Video advertising will lead the shift, leading to overall Internet ad revenue of $51.1 billion, according to one research firm.

Internet advertising in the United States will grow eight times faster than the overall market, surpassing newspapers, cable TV, and broadcast TV by 2012, a market research firm predicted Friday.

In four years, online advertising will rise from the fifth-largest medium to the second behind direct marketing, IDC said. Overall revenue from Internet ads will double to $51.1 billion in 2012 from $25.5 billion last year, the beginning of IDC's forecast period.

Video advertising will lead the shift, attracting the most new marketing dollars, the research firm said. Revenue from video will grow sevenfold to $3.8 billion from $500 million. Brand advertisers are expected to shift significant amounts of money into online video commercials from broadcast television and to a lesser extent from cable TV.

People are expected to spend more time watching online video as broadband access penetration increases, connections become faster, and more premium content becomes available.

"What will also drive this trend is that consumers are starting to realize that, as opposed to TV, Internet video lets them watch what they want, when they want, and increasingly also where they want," Karsten Weide, program director for IDC's digital media and entertainment unit, said in a statement.

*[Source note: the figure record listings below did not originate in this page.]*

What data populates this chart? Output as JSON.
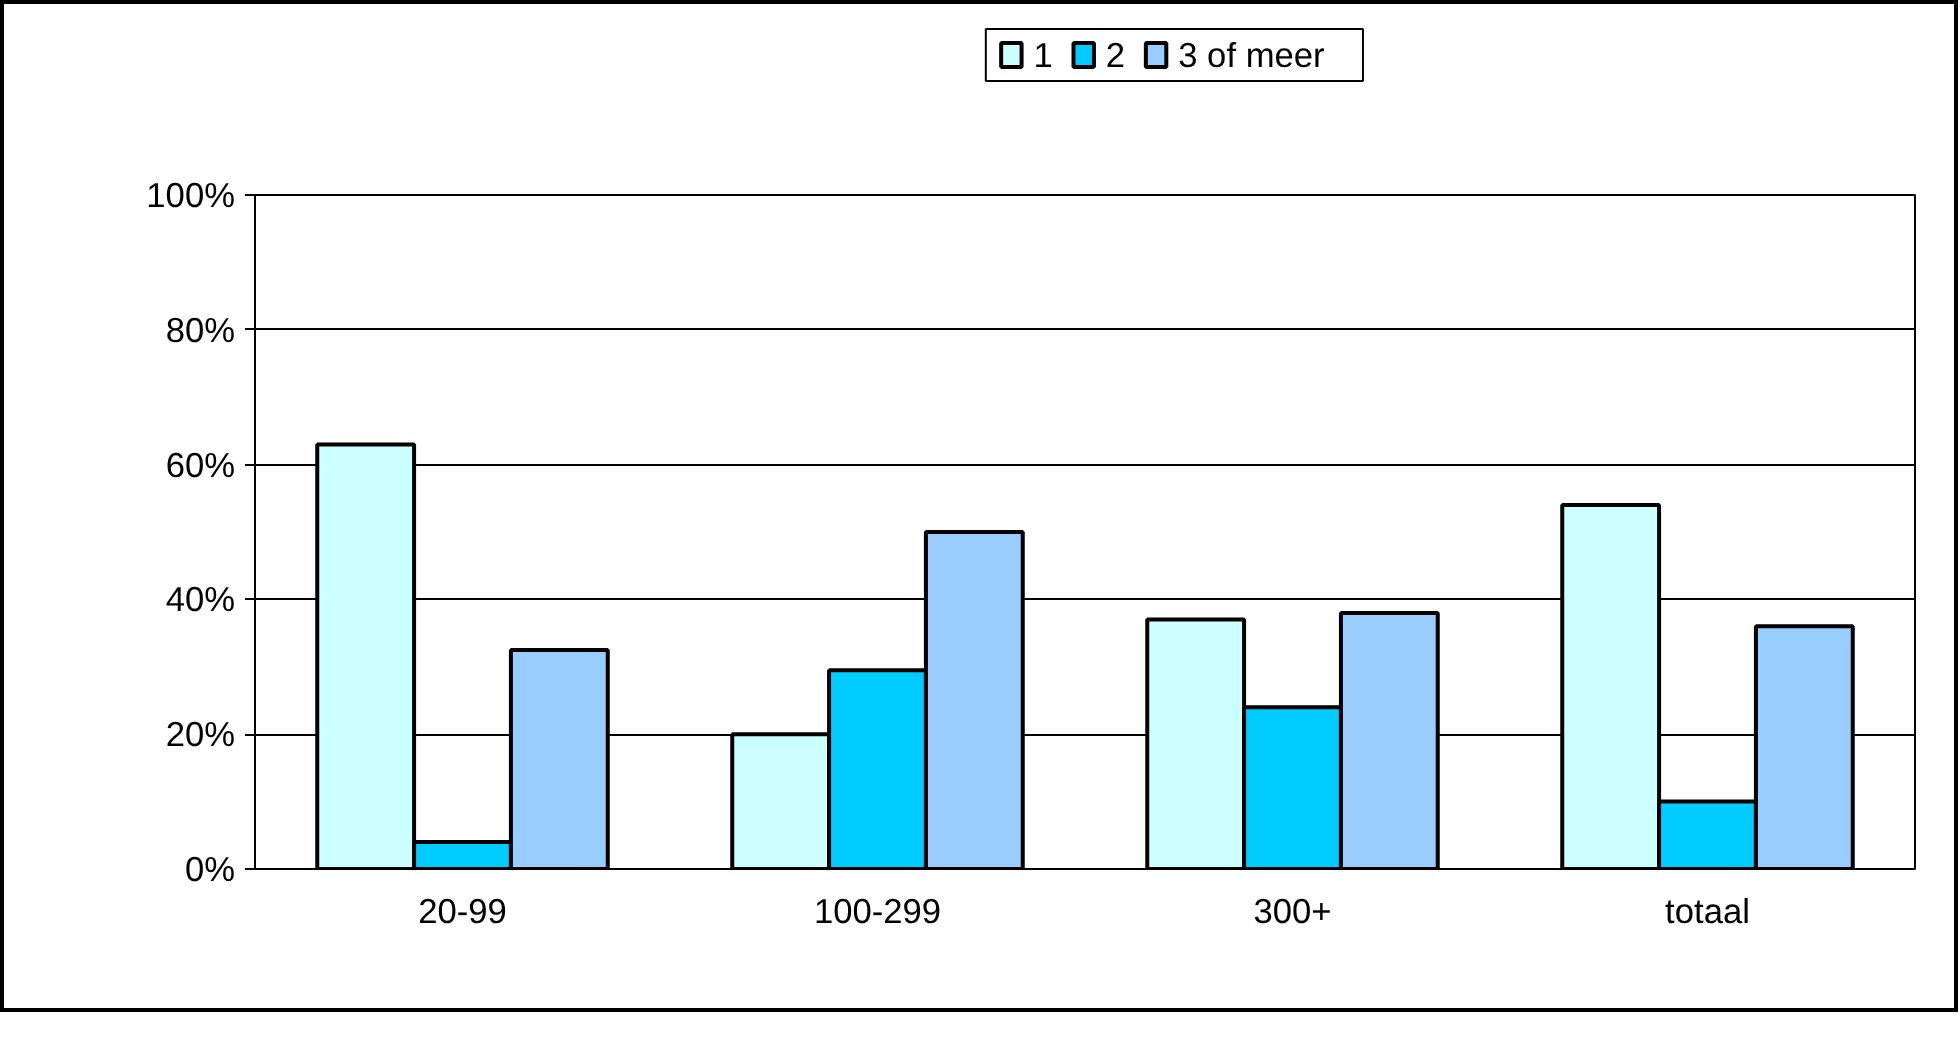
{
  "chart_data": {
    "type": "bar",
    "categories": [
      "20-99",
      "100-299",
      "300+",
      "totaal"
    ],
    "series": [
      {
        "name": "1",
        "color": "#ccffff",
        "values": [
          63,
          20,
          37,
          54
        ]
      },
      {
        "name": "2",
        "color": "#00ccff",
        "values": [
          4,
          29.5,
          24,
          10
        ]
      },
      {
        "name": "3 of meer",
        "color": "#99ccff",
        "values": [
          32.5,
          50,
          38,
          36
        ]
      }
    ],
    "ylim": [
      0,
      100
    ],
    "yticks": [
      {
        "value": 0,
        "label": "0%"
      },
      {
        "value": 20,
        "label": "20%"
      },
      {
        "value": 40,
        "label": "40%"
      },
      {
        "value": 60,
        "label": "60%"
      },
      {
        "value": 80,
        "label": "80%"
      },
      {
        "value": 100,
        "label": "100%"
      }
    ],
    "grid": "y",
    "legend": "top"
  }
}
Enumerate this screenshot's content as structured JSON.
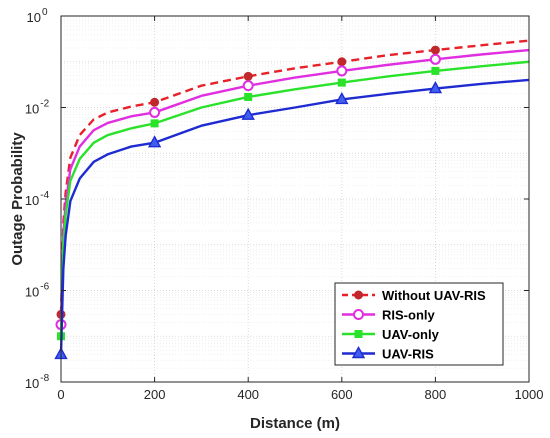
{
  "chart_data": {
    "type": "line",
    "title": "",
    "xlabel": "Distance (m)",
    "ylabel": "Outage Probability",
    "xlim": [
      0,
      1000
    ],
    "ylim": [
      1e-08,
      1
    ],
    "yscale": "log",
    "grid": true,
    "legend_position": "bottom-right",
    "x_ticks": [
      "0",
      "200",
      "400",
      "600",
      "800",
      "1000"
    ],
    "y_ticks": [
      {
        "base": "10",
        "exp": "0",
        "value": 1
      },
      {
        "base": "10",
        "exp": "-2",
        "value": 0.01
      },
      {
        "base": "10",
        "exp": "-4",
        "value": 0.0001
      },
      {
        "base": "10",
        "exp": "-6",
        "value": 1e-06
      },
      {
        "base": "10",
        "exp": "-8",
        "value": 1e-08
      }
    ],
    "series": [
      {
        "name": "Without UAV-RIS",
        "color": "#e8202a",
        "marker": "circle",
        "marker_fill": "#c0282d",
        "dash": "dashed",
        "x": [
          0,
          5,
          10,
          20,
          40,
          70,
          100,
          150,
          200,
          300,
          400,
          500,
          600,
          700,
          800,
          900,
          1000
        ],
        "y": [
          3e-07,
          3e-05,
          0.00014,
          0.0008,
          0.0025,
          0.0055,
          0.0078,
          0.0105,
          0.013,
          0.03,
          0.048,
          0.072,
          0.1,
          0.14,
          0.18,
          0.23,
          0.29
        ],
        "marker_x": [
          0,
          200,
          400,
          600,
          800
        ],
        "marker_y": [
          3e-07,
          0.013,
          0.048,
          0.1,
          0.18
        ]
      },
      {
        "name": "RIS-only",
        "color": "#e02ee0",
        "marker": "circle-open",
        "marker_fill": "#ffffff",
        "dash": "solid",
        "x": [
          0,
          5,
          10,
          20,
          40,
          70,
          100,
          150,
          200,
          300,
          400,
          500,
          600,
          700,
          800,
          900,
          1000
        ],
        "y": [
          1.8e-07,
          1.7e-05,
          8e-05,
          0.00045,
          0.0014,
          0.0032,
          0.0046,
          0.0064,
          0.0078,
          0.018,
          0.03,
          0.045,
          0.063,
          0.086,
          0.113,
          0.145,
          0.18
        ],
        "marker_x": [
          0,
          200,
          400,
          600,
          800
        ],
        "marker_y": [
          1.8e-07,
          0.0078,
          0.03,
          0.063,
          0.113
        ]
      },
      {
        "name": "UAV-only",
        "color": "#2be22b",
        "marker": "square",
        "marker_fill": "#2be22b",
        "dash": "solid",
        "x": [
          0,
          5,
          10,
          20,
          40,
          70,
          100,
          150,
          200,
          300,
          400,
          500,
          600,
          700,
          800,
          900,
          1000
        ],
        "y": [
          1e-07,
          1e-05,
          4.5e-05,
          0.00025,
          0.00075,
          0.0017,
          0.0025,
          0.0035,
          0.0045,
          0.01,
          0.017,
          0.025,
          0.035,
          0.048,
          0.063,
          0.08,
          0.1
        ],
        "marker_x": [
          0,
          200,
          400,
          600,
          800
        ],
        "marker_y": [
          1e-07,
          0.0045,
          0.017,
          0.035,
          0.063
        ]
      },
      {
        "name": "UAV-RIS",
        "color": "#1f2bd1",
        "marker": "triangle",
        "marker_fill": "#3f5ff0",
        "dash": "solid",
        "x": [
          0,
          5,
          10,
          20,
          40,
          70,
          100,
          150,
          200,
          300,
          400,
          500,
          600,
          700,
          800,
          900,
          1000
        ],
        "y": [
          4e-08,
          3e-06,
          1.6e-05,
          9e-05,
          0.00028,
          0.00065,
          0.00095,
          0.0014,
          0.0017,
          0.004,
          0.0068,
          0.01,
          0.015,
          0.02,
          0.026,
          0.033,
          0.04
        ],
        "marker_x": [
          0,
          200,
          400,
          600,
          800
        ],
        "marker_y": [
          4e-08,
          0.0017,
          0.0068,
          0.015,
          0.026
        ]
      }
    ]
  }
}
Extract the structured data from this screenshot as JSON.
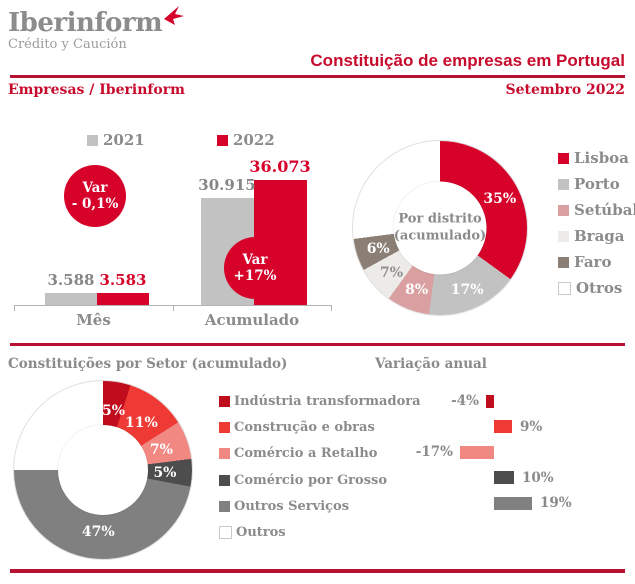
{
  "header": {
    "logo": {
      "brand": "Iberinform",
      "tagline": "Crédito y Caución",
      "mark_icon": "bird-arrow-icon",
      "mark_color": "#d6022a"
    },
    "title": "Constituição de empresas em Portugal",
    "subtitle_left": "Empresas / Iberinform",
    "subtitle_right": "Setembro 2022"
  },
  "colors": {
    "primary_red": "#d6022a",
    "divider_red": "#b81233",
    "text_gray": "#8a8a8a",
    "bar_gray": "#c2c2c2"
  },
  "chart_data": [
    {
      "id": "constituicoes",
      "type": "bar",
      "title": "",
      "categories": [
        "Mês",
        "Acumulado"
      ],
      "series": [
        {
          "name": "2021",
          "color": "#c2c2c2",
          "values": [
            3588,
            30915
          ],
          "labels": [
            "3.588",
            "30.915"
          ]
        },
        {
          "name": "2022",
          "color": "#d6022a",
          "values": [
            3583,
            36073
          ],
          "labels": [
            "3.583",
            "36.073"
          ]
        }
      ],
      "annotations": [
        {
          "line1": "Var",
          "line2": "- 0,1%"
        },
        {
          "line1": "Var",
          "line2": "+17%"
        }
      ]
    },
    {
      "id": "por-distrito",
      "type": "pie",
      "title": "Por distrito (acumulado)",
      "center_label_line1": "Por distrito",
      "center_label_line2": "(acumulado)",
      "legend_position": "right",
      "segments": [
        {
          "label": "Lisboa",
          "value": 35,
          "display": "35%",
          "color": "#d6022a",
          "text_color": "#ffffff"
        },
        {
          "label": "Porto",
          "value": 17,
          "display": "17%",
          "color": "#c2c2c2",
          "text_color": "#ffffff"
        },
        {
          "label": "Setúbal",
          "value": 8,
          "display": "8%",
          "color": "#da9fa0",
          "text_color": "#ffffff"
        },
        {
          "label": "Braga",
          "value": 7,
          "display": "7%",
          "color": "#edebe8",
          "text_color": "#8f8f8f"
        },
        {
          "label": "Faro",
          "value": 6,
          "display": "6%",
          "color": "#8b7f75",
          "text_color": "#ffffff"
        },
        {
          "label": "Otros",
          "value": 27,
          "display": "",
          "color": "#ffffff",
          "text_color": ""
        }
      ]
    },
    {
      "id": "por-setor",
      "type": "pie",
      "title": "Constituições por Setor (acumulado)",
      "segments": [
        {
          "label": "Indústria transformadora",
          "value": 5,
          "display": "5%",
          "color": "#c00d1d",
          "text_color": "#ffffff"
        },
        {
          "label": "Construção e obras",
          "value": 11,
          "display": "11%",
          "color": "#ee3934",
          "text_color": "#ffffff"
        },
        {
          "label": "Comércio a Retalho",
          "value": 7,
          "display": "7%",
          "color": "#f28882",
          "text_color": "#ffffff"
        },
        {
          "label": "Comércio por Grosso",
          "value": 5,
          "display": "5%",
          "color": "#4d4d4d",
          "text_color": "#ffffff"
        },
        {
          "label": "Outros Serviços",
          "value": 47,
          "display": "47%",
          "color": "#808080",
          "text_color": "#ffffff"
        },
        {
          "label": "Outros",
          "value": 25,
          "display": "",
          "color": "#ffffff",
          "text_color": ""
        }
      ]
    },
    {
      "id": "variacao-anual",
      "type": "bar",
      "orientation": "horizontal",
      "title": "Variação anual",
      "categories": [
        "Indústria transformadora",
        "Construção e obras",
        "Comércio a Retalho",
        "Comércio por Grosso",
        "Outros Serviços"
      ],
      "values": [
        -4,
        9,
        -17,
        10,
        19
      ],
      "labels": [
        "-4%",
        "9%",
        "-17%",
        "10%",
        "19%"
      ],
      "colors": [
        "#c00d1d",
        "#ee3934",
        "#f28882",
        "#4d4d4d",
        "#808080"
      ]
    }
  ]
}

Search advertising will continue to garner the most revenue over the forecast period in the United States, IDC said. This means that for any media company, search must remain a key part of its strategy for attracting ad dollars, despite Google's current dominance of the market, the analyst firm said. Google has about a 70% share of the search advertising market.

IDC is not the only analyst firm predicting significant growth in online advertising revenue. The Yankee Group expects the market to reach $50.3 billion by 2011, double the amount of 2007. The firm pegged the expected growth to the increasing size of the audience, the development of new types of advertising, and the creation of new publisher business models that will help sell interactive ads.